There’s this cliché about writers and how they’re so broken and have such nostalgia for a life that never existed. I think that there isn’t a statement more accurate than this. I can’t help it if I pertain to the clique of people who sit down and write about dreams with people they’ve met and thoughts they could never say aloud.
I wonder, if melancholy can be cured by the simple act of finding comfort in the sound of someone’s words. Its scary to not know, and perhaps that is how melancholy creeps up on one.
I feel like a child, in the sense that I exude this innocent aroma in which I long for kind acts and admire simplicity. Its strange meeting people and having them see this very side of you. They may wonder why or even admire it, but you hold it all in and there’s things you don’t say only think. You begin to retain all your secret desires. You don’t know why and you wonder, why you don’t allow yourself to get close to anyone. I tend to run from things I don’t understand. Seeking this truth that may never arrive and living in doubt that happiness will be by my side. Then something happens and this disbelief vanishes.
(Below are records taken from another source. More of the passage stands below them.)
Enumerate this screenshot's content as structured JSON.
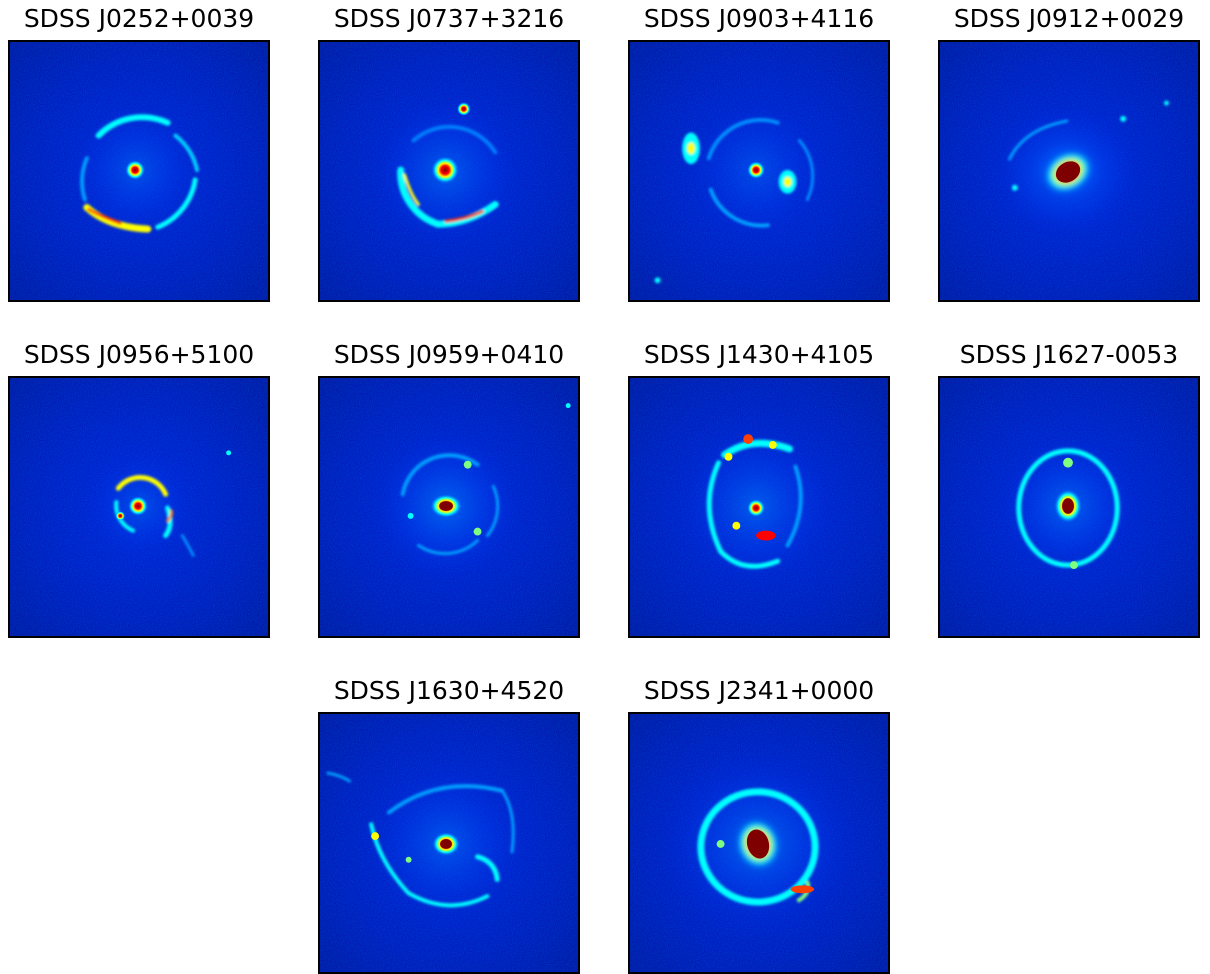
{
  "figure": {
    "colormap": [
      "#00007f",
      "#0000ff",
      "#00a0ff",
      "#00ffff",
      "#7fff7f",
      "#ffff00",
      "#ff8000",
      "#ff0000",
      "#7f0000"
    ],
    "panels": [
      {
        "title": "SDSS J0252+0039"
      },
      {
        "title": "SDSS J0737+3216"
      },
      {
        "title": "SDSS J0903+4116"
      },
      {
        "title": "SDSS J0912+0029"
      },
      {
        "title": "SDSS J0956+5100"
      },
      {
        "title": "SDSS J0959+0410"
      },
      {
        "title": "SDSS J1430+4105"
      },
      {
        "title": "SDSS J1627-0053"
      },
      {
        "title": "SDSS J1630+4520"
      },
      {
        "title": "SDSS J2341+0000"
      }
    ]
  }
}
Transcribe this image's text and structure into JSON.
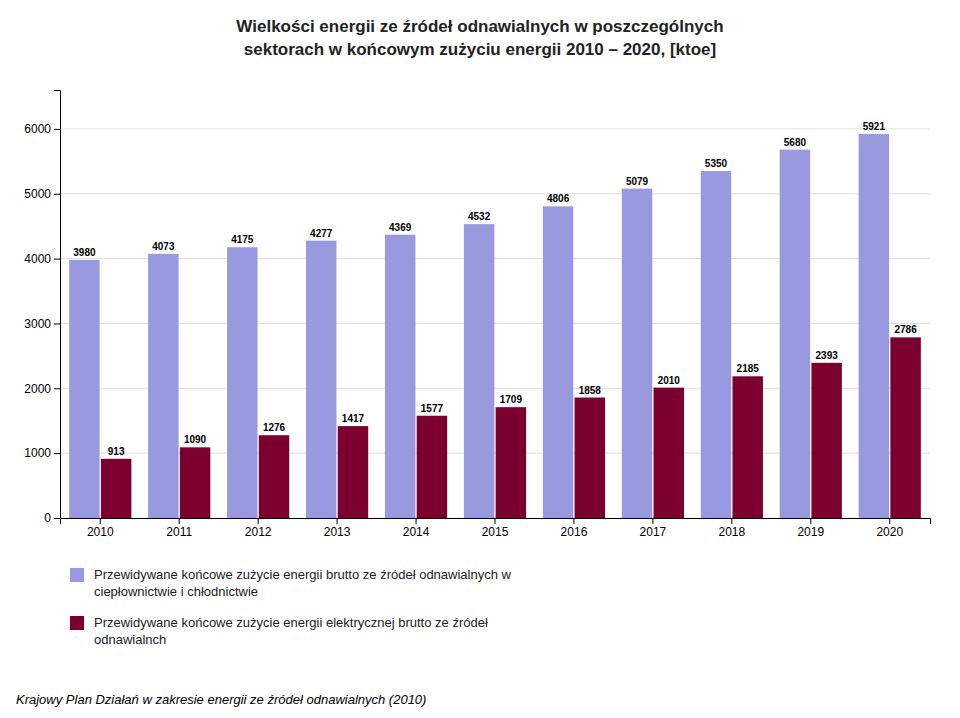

The truth is, I’m not scared with you. I’m scared when I’m not with you. I feel safe and feeling safe is such hard feeling to attain. Feeling loved is perhaps the best feeling in the world. It’s really cheesy and maybe that’s why there’s a particular holiday that celebrates this emotion, but I have become ill to this epidemic and I’m completely okay with it. Strange? Indeed, I’ve always mustered a certain dislike for such an idea. A common case for people who believe that independence comes from being alone. When In reality, Independence is a state of mind not a state of relationship status. This newfound acceptance I have reached has led me to believe that I don’t need to compromise anything. That being in complete sync with someone does not mean the relentless thing I once thought. Rather, a calming phase in which everything seems in its very place. I want to grow with you and not age wise, but as people. I cant really describe it with any other word but happy. Its simple you make me happy. Together we’re happy and nothing else matters. I’m happy when you kiss me on red lights, and when we lay down and stare into space. Being with someone doesn’t take your individuality; you are an individual who chooses to share all that makes you special with another individual.